A Bamako, l’image d’un homme gisant sur le sol, la jambe gauche fracturée, a fait le tour des réseaux sociaux le 6 juin 2019. Les policiers qui avaient poursuivi l’homme en voiture ont eu la vie sauve, selon des témoins, grâce à la diligence de leurs jambes. Une foule en colère a porté secours à la victime qui se battait contre la douleur sur le bas-côté de la route.
La scène insoutenable a révolté la foule ayant accouru au secours du blessé que les policiers n’avaient pas pris le soin d’assister. Certains en appelaient à une descente contre le quartier général des policiers qui avaient pris la fuite, étant conscients de la gravité de l’acte qu’ils venaient de commettre contre un citoyen désarmé. L’objectif de la foule était de donner une correction aux policiers que d’aucuns souhaitaient brûler vifs.
Ce drame interpelle le gouvernement face au comportement déviant de certains policiers qui risquent de créer les conditions d’un rejet général de l’autorité. C’est ce genre de comportement qui est mis en avant par les populations dans le centre du pays et au nord pour dénoncer aux terroristes les hommes en uniforme représentant l’Etat.
Comment amener la population à dénoncer les bandits et les terroristes alors que ceux qui sont censés maintenir l’ordre foutent le désordre dans un silence total de la hiérarchie?
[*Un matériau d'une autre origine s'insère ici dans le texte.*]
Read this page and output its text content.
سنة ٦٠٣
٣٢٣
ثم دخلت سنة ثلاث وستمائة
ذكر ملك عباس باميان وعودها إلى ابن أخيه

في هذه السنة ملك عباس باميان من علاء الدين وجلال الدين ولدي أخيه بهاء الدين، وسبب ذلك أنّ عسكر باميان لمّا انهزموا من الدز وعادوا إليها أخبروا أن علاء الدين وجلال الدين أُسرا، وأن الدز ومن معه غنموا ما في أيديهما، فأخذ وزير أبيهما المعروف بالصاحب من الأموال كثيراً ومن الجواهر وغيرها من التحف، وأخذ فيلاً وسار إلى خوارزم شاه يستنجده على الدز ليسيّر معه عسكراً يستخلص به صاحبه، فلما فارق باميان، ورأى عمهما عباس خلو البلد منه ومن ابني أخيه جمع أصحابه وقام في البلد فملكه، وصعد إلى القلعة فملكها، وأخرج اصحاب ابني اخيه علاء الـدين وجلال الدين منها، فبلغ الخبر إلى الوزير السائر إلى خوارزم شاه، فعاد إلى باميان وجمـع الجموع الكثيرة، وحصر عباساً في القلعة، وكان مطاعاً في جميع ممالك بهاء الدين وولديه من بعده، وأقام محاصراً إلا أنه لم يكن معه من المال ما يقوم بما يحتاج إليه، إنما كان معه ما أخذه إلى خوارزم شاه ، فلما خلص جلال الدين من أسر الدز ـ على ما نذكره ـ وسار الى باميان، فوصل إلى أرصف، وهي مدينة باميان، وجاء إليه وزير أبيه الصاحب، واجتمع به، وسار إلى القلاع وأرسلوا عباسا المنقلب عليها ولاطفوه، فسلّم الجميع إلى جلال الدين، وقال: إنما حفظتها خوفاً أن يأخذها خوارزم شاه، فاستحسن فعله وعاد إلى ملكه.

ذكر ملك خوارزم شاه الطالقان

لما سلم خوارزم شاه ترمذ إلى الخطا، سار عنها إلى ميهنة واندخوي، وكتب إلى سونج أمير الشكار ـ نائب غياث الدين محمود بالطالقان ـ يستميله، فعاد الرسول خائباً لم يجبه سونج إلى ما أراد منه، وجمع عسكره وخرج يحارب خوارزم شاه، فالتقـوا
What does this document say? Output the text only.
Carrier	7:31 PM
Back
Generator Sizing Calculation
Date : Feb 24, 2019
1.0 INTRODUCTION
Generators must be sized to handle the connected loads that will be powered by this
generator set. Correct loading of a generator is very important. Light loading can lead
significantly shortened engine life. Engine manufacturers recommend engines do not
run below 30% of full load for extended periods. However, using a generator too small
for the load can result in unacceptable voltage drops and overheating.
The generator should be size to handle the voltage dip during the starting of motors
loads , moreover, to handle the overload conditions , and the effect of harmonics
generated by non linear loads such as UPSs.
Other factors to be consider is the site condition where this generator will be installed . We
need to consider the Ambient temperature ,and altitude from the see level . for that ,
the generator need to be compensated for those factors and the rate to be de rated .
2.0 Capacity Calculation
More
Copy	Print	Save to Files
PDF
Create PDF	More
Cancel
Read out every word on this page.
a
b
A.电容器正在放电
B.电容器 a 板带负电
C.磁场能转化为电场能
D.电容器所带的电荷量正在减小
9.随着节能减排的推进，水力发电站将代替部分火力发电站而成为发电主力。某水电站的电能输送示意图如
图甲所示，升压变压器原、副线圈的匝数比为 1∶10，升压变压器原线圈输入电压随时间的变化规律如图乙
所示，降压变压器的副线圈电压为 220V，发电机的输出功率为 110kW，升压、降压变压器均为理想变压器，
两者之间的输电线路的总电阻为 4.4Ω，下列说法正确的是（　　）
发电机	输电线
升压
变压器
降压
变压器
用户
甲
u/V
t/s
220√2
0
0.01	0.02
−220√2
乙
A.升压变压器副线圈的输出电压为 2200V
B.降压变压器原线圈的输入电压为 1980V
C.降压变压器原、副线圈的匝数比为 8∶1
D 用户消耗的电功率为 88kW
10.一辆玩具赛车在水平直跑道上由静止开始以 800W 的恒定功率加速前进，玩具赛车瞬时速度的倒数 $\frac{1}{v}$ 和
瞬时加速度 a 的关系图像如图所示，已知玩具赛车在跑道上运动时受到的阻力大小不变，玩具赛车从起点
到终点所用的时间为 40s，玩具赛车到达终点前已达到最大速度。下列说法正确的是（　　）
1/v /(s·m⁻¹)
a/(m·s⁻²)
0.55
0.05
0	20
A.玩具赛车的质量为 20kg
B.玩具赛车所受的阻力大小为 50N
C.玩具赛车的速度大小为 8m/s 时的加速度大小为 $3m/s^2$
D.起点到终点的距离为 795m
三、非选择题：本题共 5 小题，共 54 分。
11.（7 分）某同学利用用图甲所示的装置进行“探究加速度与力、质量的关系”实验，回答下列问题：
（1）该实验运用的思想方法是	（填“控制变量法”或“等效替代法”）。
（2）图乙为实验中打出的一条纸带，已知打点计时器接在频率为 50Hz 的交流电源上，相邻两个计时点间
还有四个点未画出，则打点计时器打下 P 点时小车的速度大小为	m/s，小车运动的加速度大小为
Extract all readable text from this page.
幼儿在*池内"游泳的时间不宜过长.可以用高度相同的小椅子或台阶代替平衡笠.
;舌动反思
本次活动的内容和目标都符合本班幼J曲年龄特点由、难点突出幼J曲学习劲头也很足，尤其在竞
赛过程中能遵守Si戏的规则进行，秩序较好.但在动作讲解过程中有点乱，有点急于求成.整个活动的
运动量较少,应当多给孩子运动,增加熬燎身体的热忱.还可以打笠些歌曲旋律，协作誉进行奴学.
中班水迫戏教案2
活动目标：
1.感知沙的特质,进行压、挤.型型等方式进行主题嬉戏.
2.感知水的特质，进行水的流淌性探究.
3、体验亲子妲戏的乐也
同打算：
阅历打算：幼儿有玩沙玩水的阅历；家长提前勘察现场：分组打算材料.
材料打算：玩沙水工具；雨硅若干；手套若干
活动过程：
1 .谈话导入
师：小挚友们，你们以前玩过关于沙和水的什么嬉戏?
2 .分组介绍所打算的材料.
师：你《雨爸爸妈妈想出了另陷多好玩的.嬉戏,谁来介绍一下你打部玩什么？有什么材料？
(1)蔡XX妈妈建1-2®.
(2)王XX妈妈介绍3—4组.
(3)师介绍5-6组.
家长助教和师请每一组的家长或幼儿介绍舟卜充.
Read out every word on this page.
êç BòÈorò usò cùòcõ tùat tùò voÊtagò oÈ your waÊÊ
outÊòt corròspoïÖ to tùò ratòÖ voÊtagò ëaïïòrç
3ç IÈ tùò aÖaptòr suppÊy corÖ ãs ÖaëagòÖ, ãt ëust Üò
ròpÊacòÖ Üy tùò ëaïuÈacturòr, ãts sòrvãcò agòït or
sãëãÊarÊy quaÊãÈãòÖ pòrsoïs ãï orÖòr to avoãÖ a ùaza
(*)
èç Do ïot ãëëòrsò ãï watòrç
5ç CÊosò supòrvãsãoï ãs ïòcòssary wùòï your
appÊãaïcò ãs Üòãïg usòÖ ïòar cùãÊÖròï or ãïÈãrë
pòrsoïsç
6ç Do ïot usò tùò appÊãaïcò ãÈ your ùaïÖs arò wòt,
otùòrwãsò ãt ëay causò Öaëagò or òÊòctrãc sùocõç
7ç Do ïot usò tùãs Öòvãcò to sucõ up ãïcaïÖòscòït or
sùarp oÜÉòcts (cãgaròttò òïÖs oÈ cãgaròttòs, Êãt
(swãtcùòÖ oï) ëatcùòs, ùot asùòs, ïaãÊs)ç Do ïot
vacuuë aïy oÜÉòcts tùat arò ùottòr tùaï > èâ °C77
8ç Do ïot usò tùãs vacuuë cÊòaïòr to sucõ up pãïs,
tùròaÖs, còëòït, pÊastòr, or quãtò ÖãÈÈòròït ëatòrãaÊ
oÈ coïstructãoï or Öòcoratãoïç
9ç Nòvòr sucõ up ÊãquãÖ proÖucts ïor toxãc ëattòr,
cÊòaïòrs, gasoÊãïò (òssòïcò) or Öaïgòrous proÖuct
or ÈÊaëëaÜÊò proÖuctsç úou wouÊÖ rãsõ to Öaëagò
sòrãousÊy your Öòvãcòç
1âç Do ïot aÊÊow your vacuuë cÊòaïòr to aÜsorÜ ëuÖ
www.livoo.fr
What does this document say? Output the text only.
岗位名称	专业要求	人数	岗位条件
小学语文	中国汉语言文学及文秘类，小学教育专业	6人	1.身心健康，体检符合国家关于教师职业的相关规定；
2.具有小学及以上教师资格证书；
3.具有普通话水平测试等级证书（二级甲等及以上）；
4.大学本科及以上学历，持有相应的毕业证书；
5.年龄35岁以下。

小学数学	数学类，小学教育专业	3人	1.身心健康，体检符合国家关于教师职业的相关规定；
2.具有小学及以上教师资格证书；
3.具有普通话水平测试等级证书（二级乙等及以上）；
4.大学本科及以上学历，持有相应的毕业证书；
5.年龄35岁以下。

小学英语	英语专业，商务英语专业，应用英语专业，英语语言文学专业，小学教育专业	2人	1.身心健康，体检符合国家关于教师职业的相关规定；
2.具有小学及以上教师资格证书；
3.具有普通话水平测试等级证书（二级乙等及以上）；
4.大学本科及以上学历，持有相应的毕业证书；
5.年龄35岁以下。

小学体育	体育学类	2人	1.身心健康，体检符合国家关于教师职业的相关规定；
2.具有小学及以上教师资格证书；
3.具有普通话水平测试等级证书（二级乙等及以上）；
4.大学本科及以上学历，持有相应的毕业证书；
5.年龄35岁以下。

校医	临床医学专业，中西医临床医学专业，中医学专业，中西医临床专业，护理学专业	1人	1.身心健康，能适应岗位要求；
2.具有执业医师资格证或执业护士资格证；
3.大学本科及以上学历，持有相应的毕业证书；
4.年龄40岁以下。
Il n’est pas question de jeter l’opprobre sur toute une corporation dont les dignes représentants se sacrifient pour que les citoyens dorment tranquillement dans leurs foyers.
Mais la hiérarchie et les autorités politiques ont échoué sur leur devoir de briser le mur de la méfiance entre les forces de sécurité et la population. Le drame d’hier va au-delà d’un incident isolé, il pose la problématique de la nature de l’Etat que nous avons, un Etat dont les représentants sont perçus comme des prédateurs.
La simple vue d’un gendarme, d’un agent des eaux et forêts ou d’un policier suffit à faire peur à n’importe quel citoyen, à Bamako comme dans la campagne. Passer cette persécution sous silence est une complicité passivé dans la descente aux enfers du pays. Ceux qui sont censés protéger les citoyens ne doivent pas leur faire peur, ils doivent les rassurer, leur inspirer confiance.
La construction de cette confiance dans un Mali nouveau, entre forces de sécurité et citoyens, était le cheval de bataille de l’IMRAP, l’Institut malien de recherche appliquée pour la paix. Malheureusement, son initiative de dialogue n’a pas survécu au tarissement des sources de financement des bailleurs étrangers.
Combien d’innocents seront encore brutalisés par la police avant que la hiérarchie ne prenne le devant pour prévenir les abus ? En tout cas, sur les réseaux sociaux, les témoignages n’ont pas manqué sur les multiples dérives de policiers indisciplinés en réaction à la vidéo de la victime.